Bill and Susan move to Cumberland when their mother inherits a cottage. Their father is not dead, he's in Canada after the divorce. Also interesting is that while Bill is at the Grammar, Susan moves from a High School to a County Sec. While Trease praises the Grammar for its scholarship, he praises the County Sec. for the variety and challenges it offers. (It's not clear if there is a girls' grammar or a boy's sec).

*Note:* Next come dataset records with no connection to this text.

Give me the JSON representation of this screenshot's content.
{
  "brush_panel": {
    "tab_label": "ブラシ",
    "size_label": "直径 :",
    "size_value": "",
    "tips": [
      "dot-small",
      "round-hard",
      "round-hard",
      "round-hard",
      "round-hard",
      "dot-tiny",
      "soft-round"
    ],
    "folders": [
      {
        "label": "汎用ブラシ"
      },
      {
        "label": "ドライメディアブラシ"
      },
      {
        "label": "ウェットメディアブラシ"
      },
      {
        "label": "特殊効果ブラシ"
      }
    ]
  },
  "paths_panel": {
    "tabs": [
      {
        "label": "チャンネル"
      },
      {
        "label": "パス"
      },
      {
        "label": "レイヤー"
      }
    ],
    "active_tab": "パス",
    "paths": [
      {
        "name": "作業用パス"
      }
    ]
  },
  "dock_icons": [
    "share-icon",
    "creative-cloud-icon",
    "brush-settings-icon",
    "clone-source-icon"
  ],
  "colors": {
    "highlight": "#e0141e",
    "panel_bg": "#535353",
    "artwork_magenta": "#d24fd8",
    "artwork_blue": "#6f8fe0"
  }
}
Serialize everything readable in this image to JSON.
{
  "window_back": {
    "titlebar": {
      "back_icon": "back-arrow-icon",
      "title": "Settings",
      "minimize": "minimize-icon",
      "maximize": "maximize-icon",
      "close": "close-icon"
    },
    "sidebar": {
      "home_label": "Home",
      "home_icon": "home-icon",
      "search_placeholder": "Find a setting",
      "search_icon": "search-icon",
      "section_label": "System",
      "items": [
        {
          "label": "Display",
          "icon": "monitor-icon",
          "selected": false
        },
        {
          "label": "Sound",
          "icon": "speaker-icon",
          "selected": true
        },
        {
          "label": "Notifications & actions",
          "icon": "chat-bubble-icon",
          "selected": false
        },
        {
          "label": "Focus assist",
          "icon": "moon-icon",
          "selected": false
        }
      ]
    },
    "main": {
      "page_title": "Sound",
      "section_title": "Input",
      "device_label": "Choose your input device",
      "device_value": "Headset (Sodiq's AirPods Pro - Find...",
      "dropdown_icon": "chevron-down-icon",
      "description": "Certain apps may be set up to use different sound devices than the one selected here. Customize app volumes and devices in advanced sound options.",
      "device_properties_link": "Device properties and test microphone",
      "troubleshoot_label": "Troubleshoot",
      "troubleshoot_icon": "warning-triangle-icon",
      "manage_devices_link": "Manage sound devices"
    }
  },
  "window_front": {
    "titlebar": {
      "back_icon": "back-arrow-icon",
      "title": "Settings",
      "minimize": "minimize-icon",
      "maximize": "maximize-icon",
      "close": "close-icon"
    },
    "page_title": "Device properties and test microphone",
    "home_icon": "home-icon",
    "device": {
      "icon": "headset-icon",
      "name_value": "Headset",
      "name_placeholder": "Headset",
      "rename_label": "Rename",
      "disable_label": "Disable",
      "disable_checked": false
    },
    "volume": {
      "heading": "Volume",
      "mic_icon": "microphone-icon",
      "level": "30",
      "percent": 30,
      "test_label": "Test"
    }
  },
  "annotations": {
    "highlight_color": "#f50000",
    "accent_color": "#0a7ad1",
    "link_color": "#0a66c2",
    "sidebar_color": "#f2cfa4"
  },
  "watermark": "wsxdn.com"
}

With the cottage comes a boat, but the local landowner forbids them to use it on the lake. This, it turns out, and as Bill, Susan and their friends Tim and Penny discover, is because he's searching for an archeological treasure. They get their first and at the inquest get it declared treasure trove [the one real slip in this book though is that they and Miss Florey, the Headteacher of the County Sec, use a space to dig the site--I winced.]

Bits to note:
School is very integrated--it's where they spend their lives, but is part of their home life, not separate.
Penny's limp is from a fall. For some reason I thought it was polio.
Bill gets in trouble for being seen with Susan and Penny--my mother has the same story to tell of being told off even if it were her brother, because "No one else will know that."
Trease makes it clear that while the move is good for the kids, their mother is going to be very isolated, and he tries to address this.
A small town library and museum are described very well.
"Bill" as narrator tells us about people in complex ways, a very local man, with a strong accent, turns out to have travelled widely across the world. Sir Alfred (the villain) turns out to be mostly a snob, a man who was on the industrial side in India and is used both to being patronised, and patronising others.
There's a lot here about careers: Bill wants to be a school teacher and an author; Penny wanted to act but can't; Tim wants to be a police detective and is slowly learning skills he hopes to use one day. The emphasis is practical, ot fanciful.
Lots of walking and landscape of course.
The adults--particularly the two head teachers, one young and innovative, the other nearing retirement but clearly committed to his students--are real people with real passions and interests.

Comments

coughingbear
Mar. 2nd, 2010 01:14 pm (UTC)
I think that's the second one, Under Black Banner, where they're trying to get the farm back from the Army.